News Article
Solanezumab Does Not Protect Against Cognitive Loss in Alzheimers Disease
Binding of solanezumab to soluble amyloid beta may not suppress toxic effects in the synapses of Alzheimers disease patients
Andrea Blotta, PhD
April 3, 2019 – Patients with mild dementia due to Alzheimers disease do not present slower cognitive decline after 76-week treatment with solanezumab relative to placebo.
Lawrence Honig, MD, PhD, with the Taub Institute for Research on Alzheimer’s Disease and the Aging Brain, Columbia University at New York, and colleagues reported their findings in the January 25, 2018, issue of the New England Journal of Medicine.
Over the years, researchers have hypothesized that the early mechanism of pathogenesis of Alzheimers disease relies on overproduction or reduced clearance of extracellular amyloid beta plaques. Increased presence of amyloid beta plaques has been believed to culminate in synaptic and neuronal losses.
Solanezumab, a humanized immunoglobulin G1 monoclonal antibody that binds to the mid-domain of the amyloid beta peptide, was created to enhance the clearance of amyloid beta from the brain, preventing the deposition of the fibrillary form of this protein in the brain.
The aim of this study was to test whether solanezumab would slow the cognitive decline of Alzheimers disease. As opposed to two previous trials involving this antibody in the same settings, this one included only people who presented biomarker evidence of amyloid-related disease, increasing the probability of producing greater magnitude of treatment outcomes.
In a double-blind, placebo-controlled phase 3 trial, which included a total of 2129 people meeting the diagnostic criteria for mild Alzheimers disease, patients were randomly assigned to receive intravenous infusions of either solanezumab 400 mg or placebo every 4 weeks for 76 weeks.
At week 80, the change in Alzheimers Disease Assessment Scale-Cognitive subscale 14 (ADAS-cog14) scores from baseline was not significantly different between groups (between-group difference -0.80; P = .10). Additionally, the effect of this drug on the rate of cognitive decline was smaller than that observed in the two previous studies.

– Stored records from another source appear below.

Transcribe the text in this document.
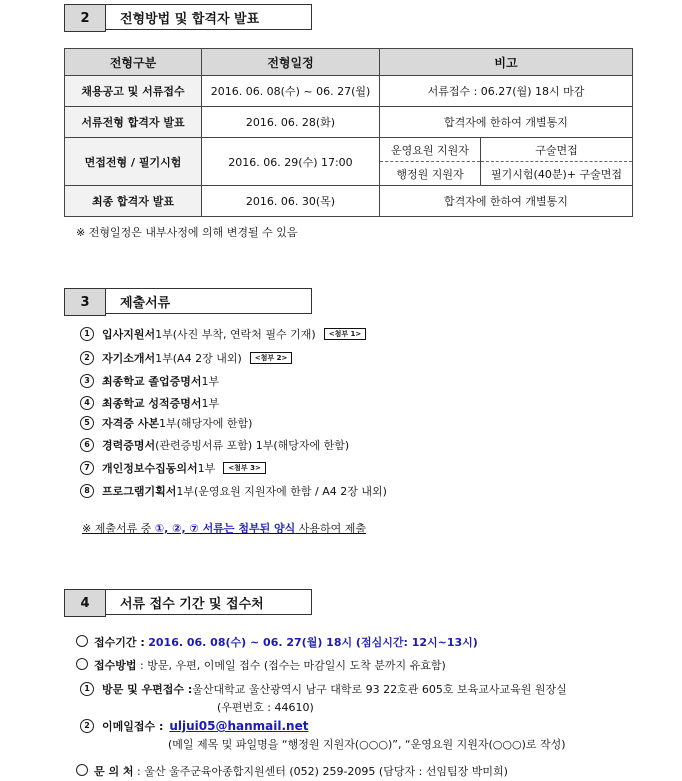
2	전형방법 및 합격자 발표
전형구분	전형일정	비고	
채용공고 및 서류접수	2016. 06. 08(수) ~ 06. 27(월)	서류접수 : 06.27(월) 18시 마감	
서류전형 합격자 발표	2016. 06. 28(화)	합격자에 한하여 개별통지	
면접전형 / 필기시험	2016. 06. 29(수) 17:00	운영요원 지원자	구술면접
		행정원 지원자	필기시험(40분)+ 구술면접
최종 합격자 발표	2016. 06. 30(목)	합격자에 한하여 개별통지	
※ 전형일정은 내부사정에 의해 변경될 수 있음
3	제출서류
1	입사지원서 1부(사진 부착, 연락처 필수 기재)	<첨부 1>
2	자기소개서 1부(A4 2장 내외)	<첨부 2>
3	최종학교 졸업증명서 1부
4	최종학교 성적증명서 1부
5	자격증 사본 1부(해당자에 한함)
6	경력증명서 (관련증빙서류 포함) 1부(해당자에 한함)
7	개인정보수집동의서 1부	<첨부 3>
8	프로그램기획서 1부(운영요원 지원자에 한함 / A4 2장 내외)
※ 제출서류 중 ①, ②, ⑦ 서류는 첨부된 양식 사용하여 제출
4	서류 접수 기간 및 접수처
접수기간 : 2016. 06. 08(수) ~ 06. 27(월) 18시 (점심시간: 12시~13시)
접수방법 : 방문, 우편, 이메일 접수 (접수는 마감일시 도착 분까지 유효함)
1	방문 및 우편접수 : 울산대학교 울산광역시 남구 대학로 93 22호관 605호 보육교사교육원 원장실
(우편번호 : 44610)
2	이메일접수 : uljui05@hanmail.net
(메일 제목 및 파일명을 “행정원 지원자(○○○)”, “운영요원 지원자(○○○)로 작성)
문 의 처 : 울산 울주군육아종합지원센터 (052) 259-2095 (담당자 : 선임팀장 박미희)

The authors posited several theories for the lack of efficacy of solanezumab. For example, the peripheral reductions in soluble amyloid beta may have not been sufficient to reduce pathobiologic events associated with clinical decline; the dose of the drug may not have been sufficient to produce meaningful effects; or the pathological changes of this stage of the disease may not be susceptible to a drug targeting soluble amyloid beta.
“Although the amyloid hypothesis is based on considerable genetic and biomarker data, if amyloid is not the cause of the disease, solanezumab would not be expected to slow disease progression,” the authors wrote. “A single study ought not to be viewed as disproving a hypothesis; nevertheless, the amyloid hypothesis will need to be considered in the context of accruing results from this trial and other clinical trials of antiamyloid therapies,” they concluded.
The study was supported by Eli Lilly.